Bir anda mavi ışık yanıp sönmüş ardından yerini kırmızı ışığa bırakmıştı.
"Ne oluyor?" Diye sordum Burak'a merakla. Çünkü bir hareketlilik yaşanmıştı."Açık arttırma başladı." Diyince "açık arttırma mı?" Diye tekrar ettim.
"Kafesteki kadınlar için para teklif edecekler. En yüksek teklifte bulunan arkadaki odalara geçebilecek" demesiyle Burak'ın ağzım açık kaldı.
"Niye hala burdayız?" Diye çıkıştım onu sarsıp. Ama camın diğer tarafındaki örtünün çekilmesiyle birlikte kafesteki kadınlar ortaya çıkmıştı ve bütün erkeklerden daha doğrusu düzeltmek istersem bütün misafirlerden heyecan dolu ses çıkmıştı.
"Artık kapılar kilitli zaten. İstesek de bu saatten sonra çıkamayız" diyince "niye?" Diye sordum sesimi ona duyurmaya çalışarak.
"Kural böyle. İçeriye kimsenin girmemesi için aslında amaç. Zamanında alttakiler buraya izinsiz girmeye çalıştıkları için çok olay çıkmış." dedi Burak.
"Aman ne güzel" diye mırıldandım.
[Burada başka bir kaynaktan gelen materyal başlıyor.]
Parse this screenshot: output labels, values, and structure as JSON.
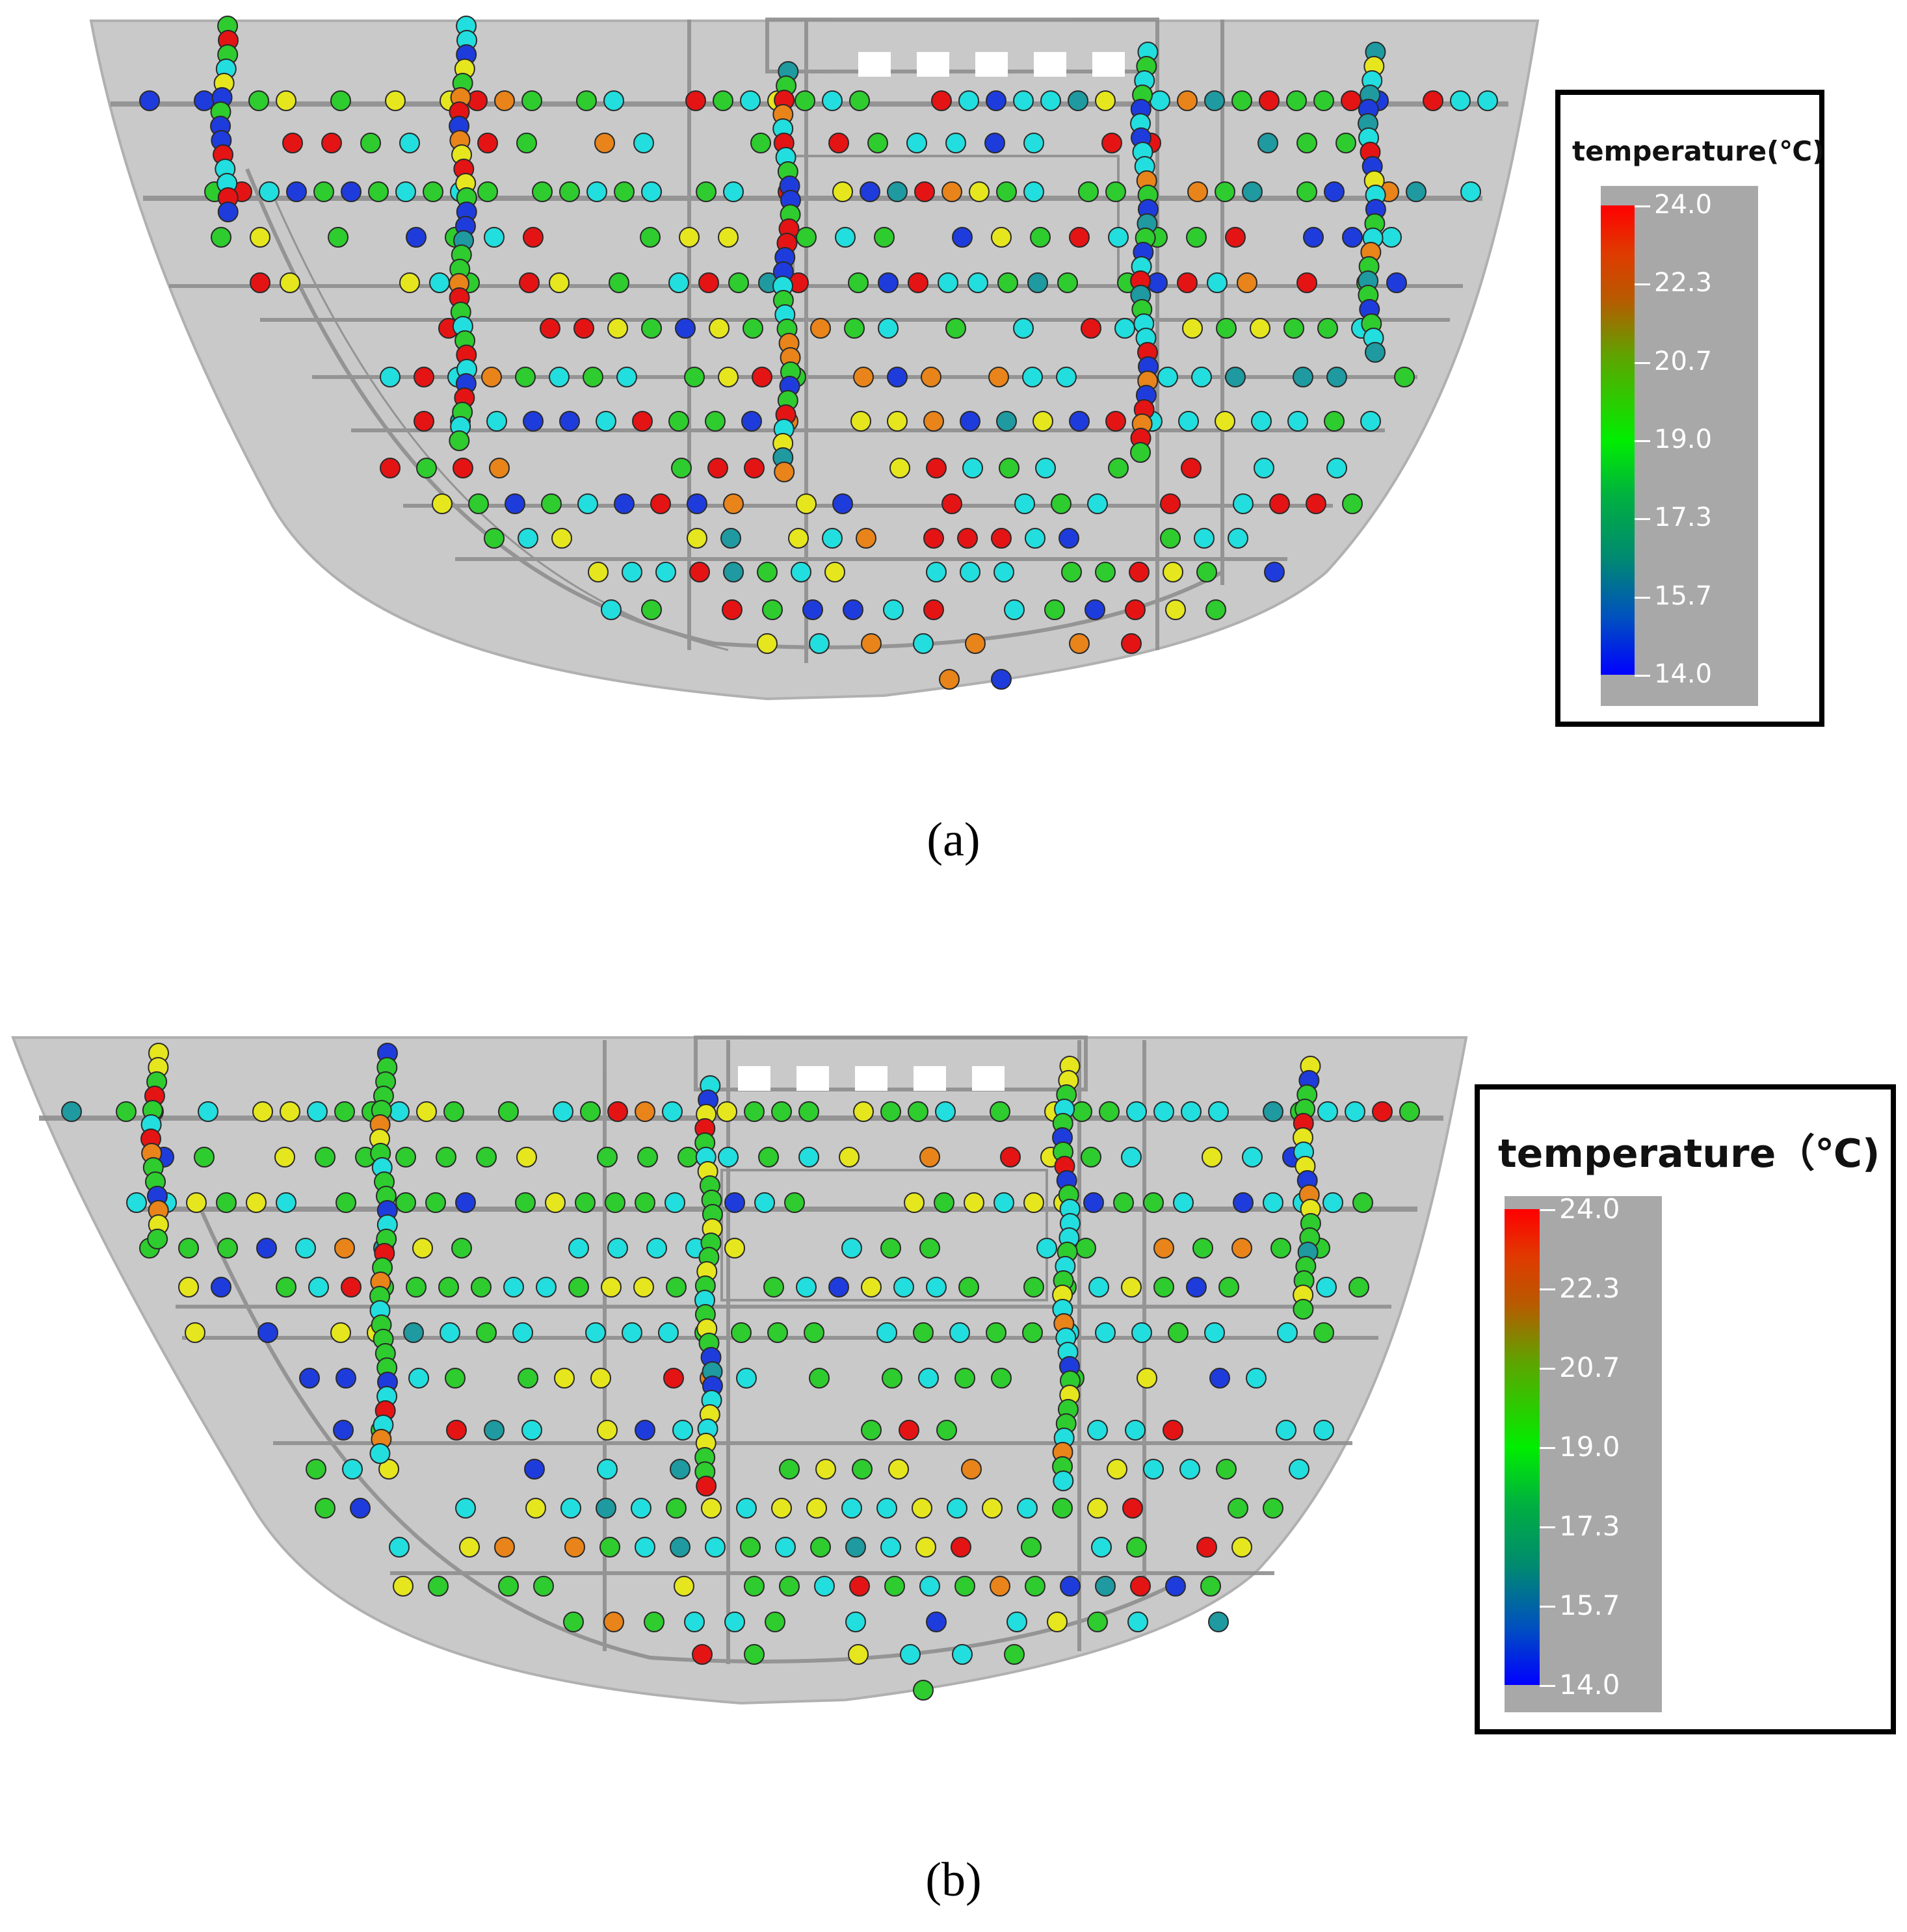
{
  "panels": [
    {
      "caption": "(a)",
      "legend": {
        "title": "temperature(℃)",
        "scale_min": 14.0,
        "scale_max": 24.0,
        "ticks": [
          "24.0",
          "22.3",
          "20.7",
          "19.0",
          "17.3",
          "15.7",
          "14.0"
        ]
      },
      "colors": {
        "shell": "#c9c9c9",
        "structure": "#8f8f8f"
      }
    },
    {
      "caption": "(b)",
      "legend": {
        "title": "temperature（℃)",
        "scale_min": 14.0,
        "scale_max": 24.0,
        "ticks": [
          "24.0",
          "22.3",
          "20.7",
          "19.0",
          "17.3",
          "15.7",
          "14.0"
        ]
      },
      "colors": {
        "shell": "#c9c9c9",
        "structure": "#8f8f8f"
      }
    }
  ],
  "sensor_colors": {
    "red": "#e41414",
    "orange": "#e8841a",
    "yellow": "#e6e61e",
    "green": "#2ecc2e",
    "cyan": "#22dede",
    "blue": "#1e3cdc",
    "teal": "#1e9aa0"
  }
}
Kadınları bir ürün gibi tek tek anons edip tanıtmışlardı.
"Allah'ım burdan çıkar çıkmaz ilk işim bu iğrençliği şikayet etmek olacak""Burdan çıktığında tek bir gene bile rastlayamayacağın şekilde temizlik olacak" dedi Burak tek kaşını havaya kaldırıp. "Sanma ki bu parti hep burada, hep aynı yerde oluyor" Demesiyle sinirlerime hakim olmaya çalıştım.
"Bak Burak buraya beni getirdin, tamam. Ama bu kadarı artık çok fazla. Adamlar eşya satın alır gibi kadınları satın almaya çalışıyorlar" dedim. Kadınların elleri ayakları zincirlenmişti.
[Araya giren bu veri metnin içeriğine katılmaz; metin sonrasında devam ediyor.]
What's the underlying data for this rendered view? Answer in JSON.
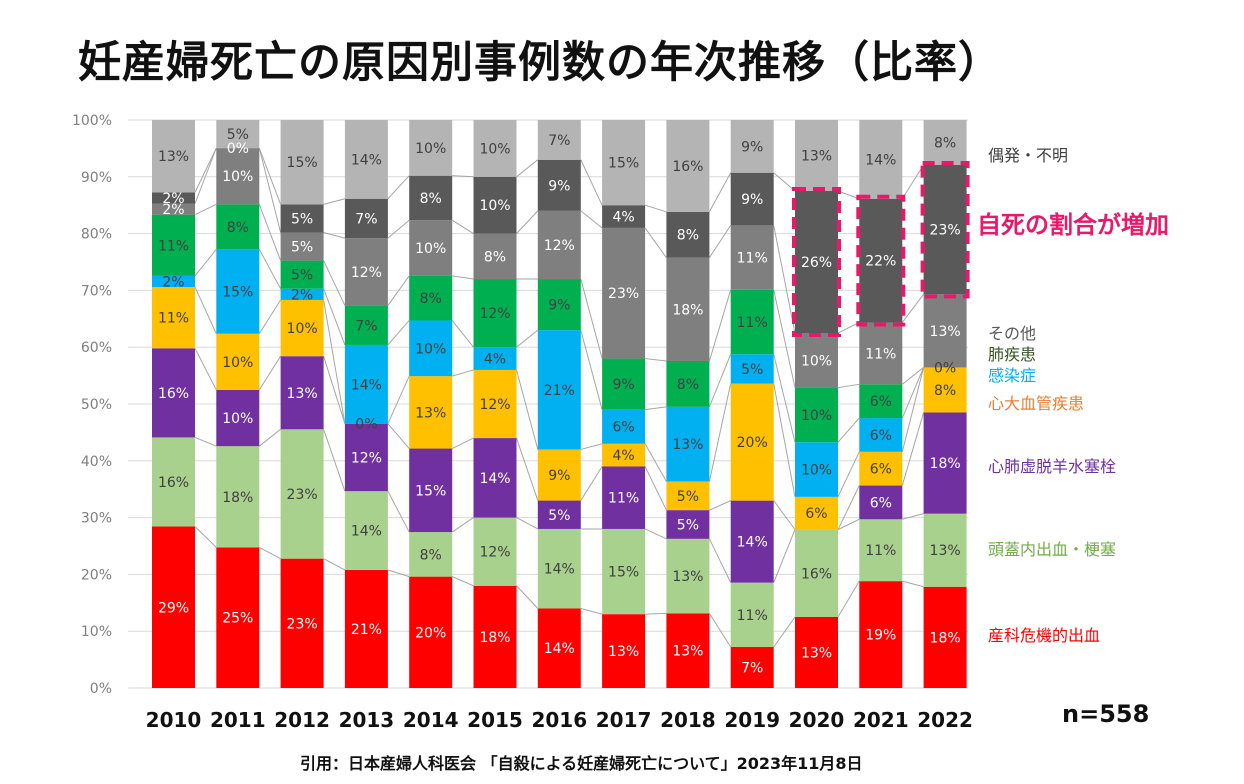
{
  "title": "妊産婦死亡の原因別事例数の年次推移（比率）",
  "annotation": "自死の割合が増加",
  "sample_size": "n=558",
  "citation": "引用：日本産婦人科医会 「自殺による妊産婦死亡について」2023年11月8日",
  "chart_data": {
    "type": "bar",
    "stacked": true,
    "title": "妊産婦死亡の原因別事例数の年次推移（比率）",
    "xlabel": "",
    "ylabel": "",
    "ylim": [
      0,
      100
    ],
    "y_ticks": [
      "0%",
      "10%",
      "20%",
      "30%",
      "40%",
      "50%",
      "60%",
      "70%",
      "80%",
      "90%",
      "100%"
    ],
    "grid": true,
    "legend_position": "right",
    "categories": [
      "2010",
      "2011",
      "2012",
      "2013",
      "2014",
      "2015",
      "2016",
      "2017",
      "2018",
      "2019",
      "2020",
      "2021",
      "2022"
    ],
    "series": [
      {
        "name": "産科危機的出血",
        "color": "#ff0000",
        "label_color": "#ffffff",
        "legend_color": "#ff0000",
        "values": [
          29,
          25,
          23,
          21,
          20,
          18,
          14,
          13,
          13,
          7,
          13,
          19,
          18
        ]
      },
      {
        "name": "頭蓋内出血・梗塞",
        "color": "#a9d18e",
        "label_color": "#404040",
        "legend_color": "#70ad47",
        "values": [
          16,
          18,
          23,
          14,
          8,
          12,
          14,
          15,
          13,
          11,
          16,
          11,
          13
        ]
      },
      {
        "name": "心肺虚脱羊水塞栓",
        "color": "#7030a0",
        "label_color": "#ffffff",
        "legend_color": "#7030a0",
        "values": [
          16,
          10,
          13,
          12,
          15,
          14,
          5,
          11,
          5,
          14,
          0,
          6,
          18
        ]
      },
      {
        "name": "心大血管疾患",
        "color": "#ffc000",
        "label_color": "#404040",
        "legend_color": "#ed7d31",
        "values": [
          11,
          10,
          10,
          0,
          13,
          12,
          9,
          4,
          5,
          20,
          6,
          6,
          8
        ]
      },
      {
        "name": "感染症",
        "color": "#00b0f0",
        "label_color": "#404040",
        "legend_color": "#00b0f0",
        "values": [
          2,
          15,
          2,
          14,
          10,
          4,
          21,
          6,
          13,
          5,
          10,
          6,
          0
        ]
      },
      {
        "name": "肺疾患",
        "color": "#00b050",
        "label_color": "#404040",
        "legend_color": "#375623",
        "values": [
          11,
          8,
          5,
          7,
          8,
          12,
          9,
          9,
          8,
          11,
          10,
          6,
          0
        ]
      },
      {
        "name": "その他",
        "color": "#7f7f7f",
        "label_color": "#ffffff",
        "legend_color": "#595959",
        "values": [
          2,
          10,
          5,
          12,
          10,
          8,
          12,
          23,
          18,
          11,
          10,
          11,
          13
        ]
      },
      {
        "name": "自死",
        "color": "#595959",
        "label_color": "#ffffff",
        "legend_color": "#595959",
        "values": [
          2,
          0,
          5,
          7,
          8,
          10,
          9,
          4,
          8,
          9,
          26,
          22,
          23
        ]
      },
      {
        "name": "偶発・不明",
        "color": "#b4b4b4",
        "label_color": "#404040",
        "legend_color": "#404040",
        "values": [
          13,
          5,
          15,
          14,
          10,
          10,
          7,
          15,
          16,
          9,
          13,
          14,
          8
        ]
      }
    ],
    "labels": [
      [
        "29%",
        "25%",
        "23%",
        "21%",
        "20%",
        "18%",
        "14%",
        "13%",
        "13%",
        "7%",
        "13%",
        "19%",
        "18%"
      ],
      [
        "16%",
        "18%",
        "23%",
        "14%",
        "8%",
        "12%",
        "14%",
        "15%",
        "13%",
        "11%",
        "16%",
        "11%",
        "13%"
      ],
      [
        "16%",
        "10%",
        "13%",
        "12%",
        "15%",
        "14%",
        "5%",
        "11%",
        "5%",
        "14%",
        "",
        "6%",
        "18%"
      ],
      [
        "11%",
        "10%",
        "10%",
        "0%",
        "13%",
        "12%",
        "9%",
        "4%",
        "5%",
        "20%",
        "6%",
        "6%",
        "8%"
      ],
      [
        "2%",
        "15%",
        "2%",
        "14%",
        "10%",
        "4%",
        "21%",
        "6%",
        "13%",
        "5%",
        "10%",
        "6%",
        ""
      ],
      [
        "11%",
        "8%",
        "5%",
        "7%",
        "8%",
        "12%",
        "9%",
        "9%",
        "8%",
        "11%",
        "10%",
        "6%",
        "0%"
      ],
      [
        "2%",
        "10%",
        "5%",
        "12%",
        "10%",
        "8%",
        "12%",
        "23%",
        "18%",
        "11%",
        "10%",
        "11%",
        "13%"
      ],
      [
        "2%",
        "0%",
        "5%",
        "7%",
        "8%",
        "10%",
        "9%",
        "4%",
        "8%",
        "9%",
        "26%",
        "22%",
        "23%"
      ],
      [
        "13%",
        "5%",
        "15%",
        "14%",
        "10%",
        "10%",
        "7%",
        "15%",
        "16%",
        "9%",
        "13%",
        "14%",
        "8%"
      ]
    ],
    "legend_labels": [
      "偶発・不明",
      "その他",
      "肺疾患",
      "感染症",
      "心大血管疾患",
      "心肺虚脱羊水塞栓",
      "頭蓋内出血・梗塞",
      "産科危機的出血"
    ],
    "highlight": {
      "series": "自死",
      "years": [
        "2020",
        "2021",
        "2022"
      ],
      "color": "#e8186a",
      "style": "dashed"
    }
  }
}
"bu kadınların rızası var mı burda olmaya?" Diye sordum."Ne paralar döndüğünü bir bilsen, rızasız gelen tek kişinin de sen olduğunu bilirdin" dedi.
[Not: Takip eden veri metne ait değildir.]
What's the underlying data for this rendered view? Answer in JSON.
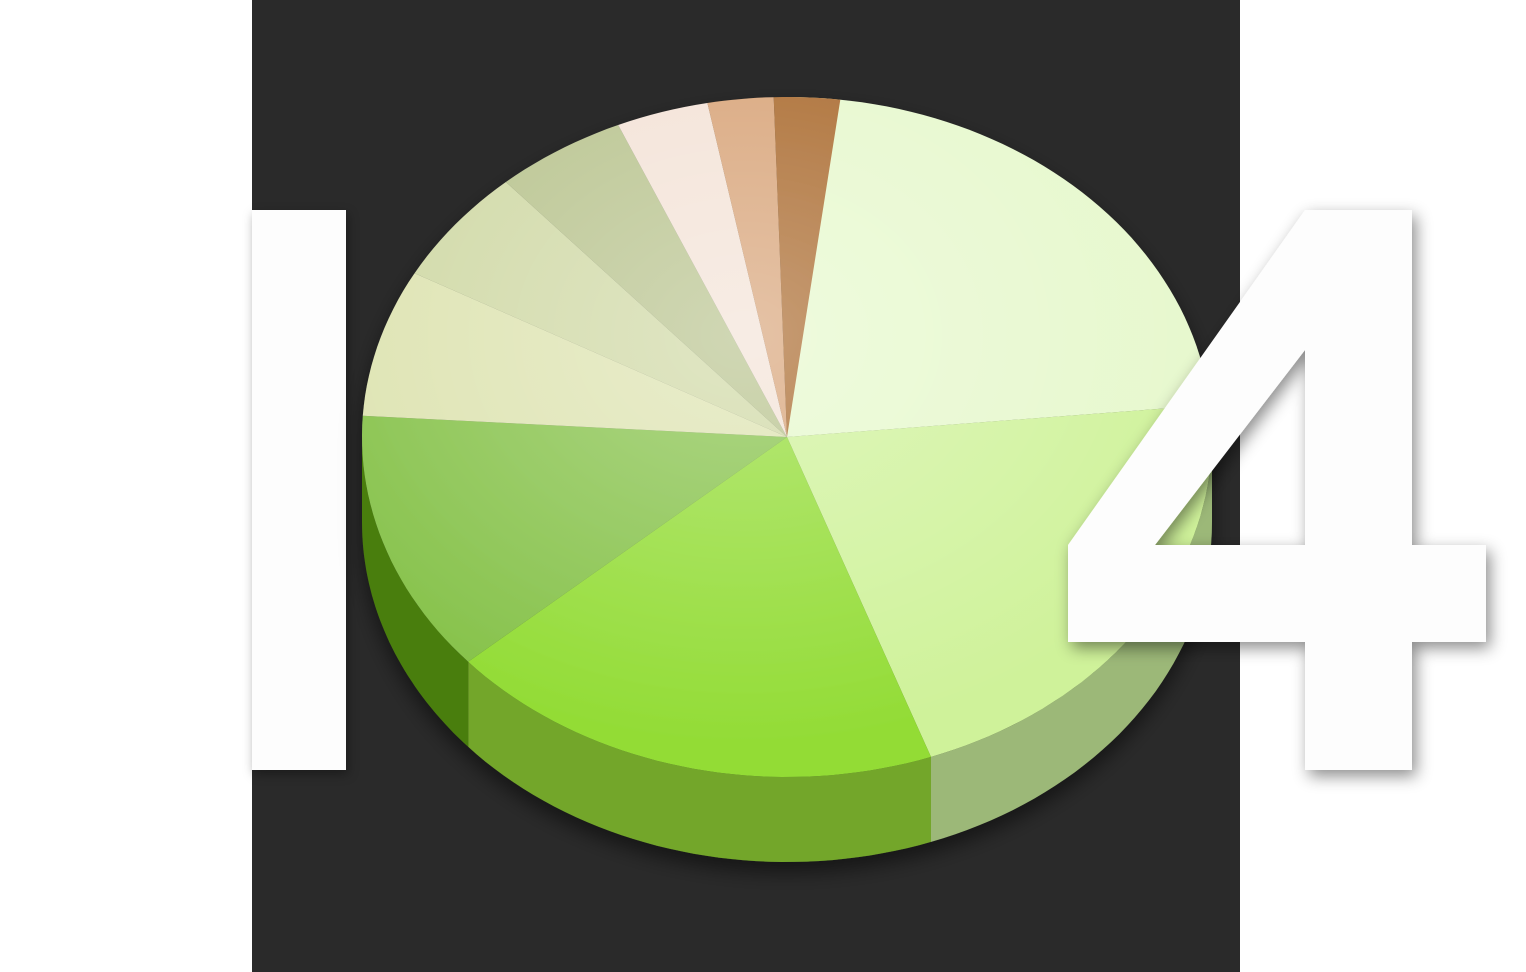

"Dayanamayacağım gerçekten" diyip koltuğa çöktüm. Yanıma oturup kollarını göğsünde bağladı ve bana doğru eğilip "her biri bakire. O yüzden bu kadar deliriyorlar" diyip etrafa göz gezdirdi.
"Daha neler duyacağım ya" dedim gözlerimi yere çekip. Resmen fiyatları milyon dolara çıkardıklarına şahit olmuştum kadınlar için.
"Ne? Gördün mü?" Dedi Burak ayağa kalkıp.
"Ne oldu?" Diye sordum ben de ayağa kalkıp."Atlas ve şurdaki adam dört numara için kapışıyor" diyince o adamın bazanın altında fotoğrafları olan adam olduğunu görünce tahminlerimde haklı çıkmanın verdiği gururla duruşumu dikleştirdim.
Bir süre sadece burdan çıkabilmeye odaklandığım için Atlas'ın burada olduğunu unutmuştum.
"Atlas bu kadar çıkamaz" dedi adamdan duyduğumuz dokuz yüz binden sonra. Ama Atlas'tan on milyon teklifinin gelmesiyle şok dalgası bütün vücudumda yayıldı."Ne? On milyon dedi. " dedim.
"İlk defa bu kadar çok büyük bir meblağda teklif geldi. Bu çok şaşırtıcı" dedi Burak. Uğur yanımıza gelip şaşkın ördek yavrusu misali ortamıza oturup "Atlas'ın bu teklifi yapabileceğini tahmin edebilir miydiniz?" Diye sordu.
Etrafta bir sessizlik oluştuğu için kısık sesle konuşmuştu. Yine aniden iki kez mavi ışık yanıp söndü ve yerini kırmızı ışığa bıraktı. Bu da demek oldu ki dört numaralı kız Atlas'a kaldı. Diğerlerinde de aynı durum yaşandığı için çoktan çözmüştüm ışık mantığını.